Folks like Elmo and Eiki used to offer a 2-blade shutter as a special order option. Anyone with a good parts stock might have one. I have heard however that Elmo and Eiki parts are now impossible to find, which is one reason we are using Bell & Howell mechanisms in our TVT Tobin Video Transfer machines despite the fatal flaws that need to be fixed first. Most of the important parts for B&H 16mm machines are still available and are even being newly manufactured.

You could maybe make your own 2-blade shutter. You first need to mark the pulldown blade (that is the one that blocks the light path while the film is being pulled down to the next frame.) Your 2-blade shutter needs to have this blade in common with the original 3-blade one.

The other blade of the two needs to be identical to the first and exactly 180 degrees opposite. This is to double the flicker rate so your eye won't see it. (Unless your screen brightness is high.) If the size or spacing is off you will see flicker.

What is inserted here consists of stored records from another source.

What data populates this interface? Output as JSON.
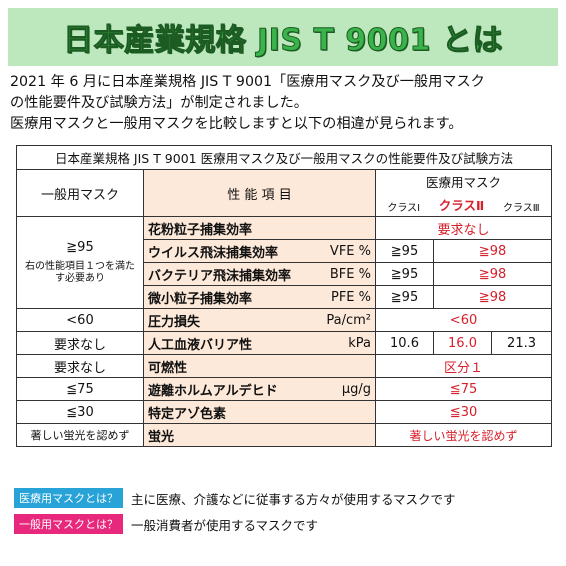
{
  "banner": {
    "title": "日本産業規格 JIS T 9001 とは"
  },
  "intro": {
    "line1": "2021 年 6 月に日本産業規格 JIS T 9001「医療用マスク及び一般用マスク",
    "line2": "の性能要件及び試験方法」が制定されました。",
    "line3": "医療用マスクと一般用マスクを比較しますと以下の相違が見られます。"
  },
  "table": {
    "caption": "日本産業規格 JIS T 9001 医療用マスク及び一般用マスクの性能要件及び試験方法",
    "header": {
      "general": "一般用マスク",
      "items": "性 能 項 目",
      "medical": "医療用マスク",
      "class1": "クラスⅠ",
      "class2": "クラスⅡ",
      "class3": "クラスⅢ"
    },
    "general_filter_value": "≧95",
    "general_filter_note": "右の性能項目１つを満たす必要あり",
    "rows": [
      {
        "item": "花粉粒子捕集効率",
        "unit": "",
        "medical": "要求なし"
      },
      {
        "item": "ウイルス飛沫捕集効率",
        "unit": "VFE %",
        "class1": "≧95",
        "class23": "≧98"
      },
      {
        "item": "バクテリア飛沫捕集効率",
        "unit": "BFE %",
        "class1": "≧95",
        "class23": "≧98"
      },
      {
        "item": "微小粒子捕集効率",
        "unit": "PFE %",
        "class1": "≧95",
        "class23": "≧98"
      },
      {
        "general": "<60",
        "item": "圧力損失",
        "unit": "Pa/cm²",
        "medical": "<60"
      },
      {
        "general": "要求なし",
        "item": "人工血液バリア性",
        "unit": "kPa",
        "class1": "10.6",
        "class2": "16.0",
        "class3": "21.3"
      },
      {
        "general": "要求なし",
        "item": "可燃性",
        "unit": "",
        "medical": "区分１"
      },
      {
        "general": "≦75",
        "item": "遊離ホルムアルデヒド",
        "unit": "μg/g",
        "medical": "≦75"
      },
      {
        "general": "≦30",
        "item": "特定アゾ色素",
        "unit": "",
        "medical": "≦30"
      },
      {
        "general": "著しい蛍光を認めず",
        "item": "蛍光",
        "unit": "",
        "medical": "著しい蛍光を認めず"
      }
    ]
  },
  "legend": {
    "medical_tag": "医療用マスクとは？",
    "medical_text": "主に医療、介護などに従事する方々が使用するマスクです",
    "general_tag": "一般用マスクとは？",
    "general_text": "一般消費者が使用するマスクです"
  },
  "colors": {
    "banner_bg": "#bde7bd",
    "banner_text": "#3ab34a",
    "item_bg": "#fde9d9",
    "accent_red": "#d6202b",
    "tag_blue": "#27a3d8",
    "tag_pink": "#e8287d"
  }
}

Shutter blades are usually made from thin sheet metal. The mounting holes may be elongated to allow exact shutter timing adjustment to the pulldown to eliminate travel ghost. If you have travel ghost, loosen the screws and move the shutter a little one way or the other and retighten, until it is gone, preferably while projecting a film with bright highlights but that is mostly dark. There is usually zero margin for error.